Etna: la fase di ricarica magmatica si è probabilmente conclusa, niente più nuove e significative fasi di alimentazione delle porzioni più superficiali del vulcano

L’Ingv ha diffuso il consueto bollettino mensile sul monitoraggio geochimico dell’Etna, riferito al periodo di osservazione tra 1 e 30 maggio 2012. Maggio, come abbiamo già scritto in più pagine del nostro giornale, è stato dopo molto tempo il primo mese senza eruzioni.
L’ultima, infatti, è stata quella del 24 aprile scorso.
Di seguito il bollettino dell’Ingv:

Sintesi delle osservazioni
Flussi di CO2 – Le stazioni automatiche della rete ETNAGAS per la misura del flusso di CO2 esalante dal suolo in forma diffusa non hanno evidenziato variazioni di rilievo rispetto al mese precedente. I flussi si mantengono mediamente elevati in tutti i settori dell’Etna.

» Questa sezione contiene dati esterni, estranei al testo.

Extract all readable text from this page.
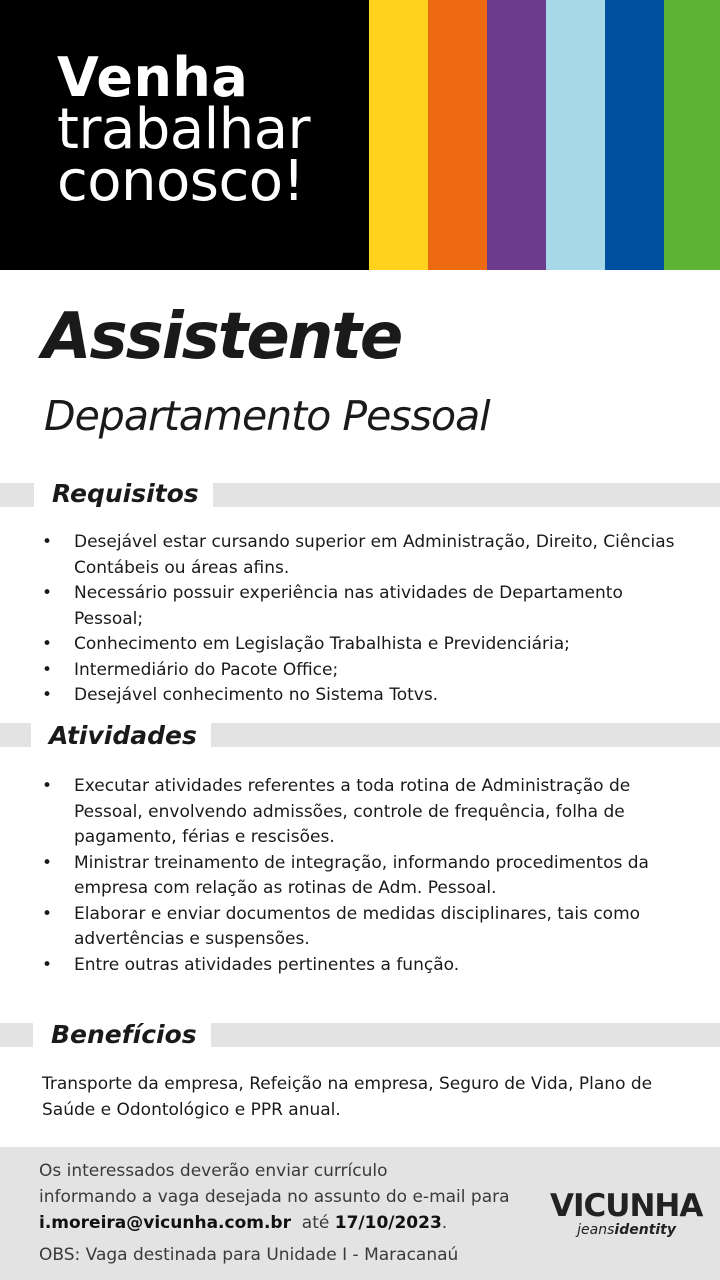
Venha
trabalhar
conosco!
Assistente
Departamento Pessoal
Requisitos
• Desejável estar cursando superior em Administração, Direito, Ciências Contábeis ou áreas afins.
• Necessário possuir experiência nas atividades de Departamento Pessoal;
• Conhecimento em Legislação Trabalhista e Previdenciária;
• Intermediário do Pacote Office;
• Desejável conhecimento no Sistema Totvs.
Atividades
• Executar atividades referentes a toda rotina de Administração de Pessoal, envolvendo admissões, controle de frequência, folha de pagamento, férias e rescisões.
• Ministrar treinamento de integração, informando procedimentos da empresa com relação as rotinas de Adm. Pessoal.
• Elaborar e enviar documentos de medidas disciplinares, tais como advertências e suspensões.
• Entre outras atividades pertinentes a função.
Benefícios
Transporte da empresa, Refeição na empresa, Seguro de Vida, Plano de Saúde e Odontológico e PPR anual.
Os interessados deverão enviar currículo
informando a vaga desejada no assunto do e-mail para
i.moreira@vicunha.com.br até 17/10/2023.
OBS: Vaga destinada para Unidade I - Maracanaú
VICUNHA
jeansidentity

Le misure discrete del flusso di CO2 dai suoli (aggiornamento al 10/05) confermano questo quadro, relativamente al settore di Paternò.
Gas disciolti nella falda acquifera – La stazione automatica Roccacampana (Rete ETNAACQUE) per la misura del contenuto di CO2 disciolta in falda non ha evidenziato variazioni di rilievo rispetto al mese precedente. Le concentrazioni di CO2 si mantengono su livelli medi.
Gas periferici – La composizione isotopica dell’elio nei gas rilasciati dai siti periferici (aggiornamento al 18/05) ha evidenziato una sensibile diminuzione dei rapporti. I valori che si sono portati su livelli bassi.
Plume – Durante il periodo di osservazione, la composizione del plume emesso dai Crateri Centrali è stata caratterizzata da valori del rapporto CO2/SO2 relativamente stabili (range 0.3-10). Tali rapporti sono risultati mediamente bassi (media 3.4), anche rispetto alle misure effettuate negli ultimi mesi.
Conclusioni
I dati geochimici acquisiti nel periodo di osservazione hanno mostrato alcune variazioni di rilievo. I rapporti isotopici dell’elio nei gas emessi in area periferica hanno evidenziato una marcata diminuzione dei valori che li ha portati a livelli comparabili a quelli registrati durante il periodo intereruttivo del 2010. Ciò suggerisce che la fase di ricarica magmatica che ha interessato le porzioni profonde del sistema di alimentazione del vulcano (7-13 km sotto il livello del mare), a partire dalla fine del 2010 e per tutto il 2011, si è verosimilmente conclusa.
La stabilità su valori bassi del rapporto CO2/SO2 del plume emesso dai Crateri Centrali suggerisce l’assenza di nuove e significative fasi di alimentazione delle porzioni più superficiali del vulcano (0-5 km rispetto alla sommità dell’edificio). Tale evidenza appare coerente con l’assenza di fenomeni parossistici registrata nell’arco dell’intero mese di osservazione.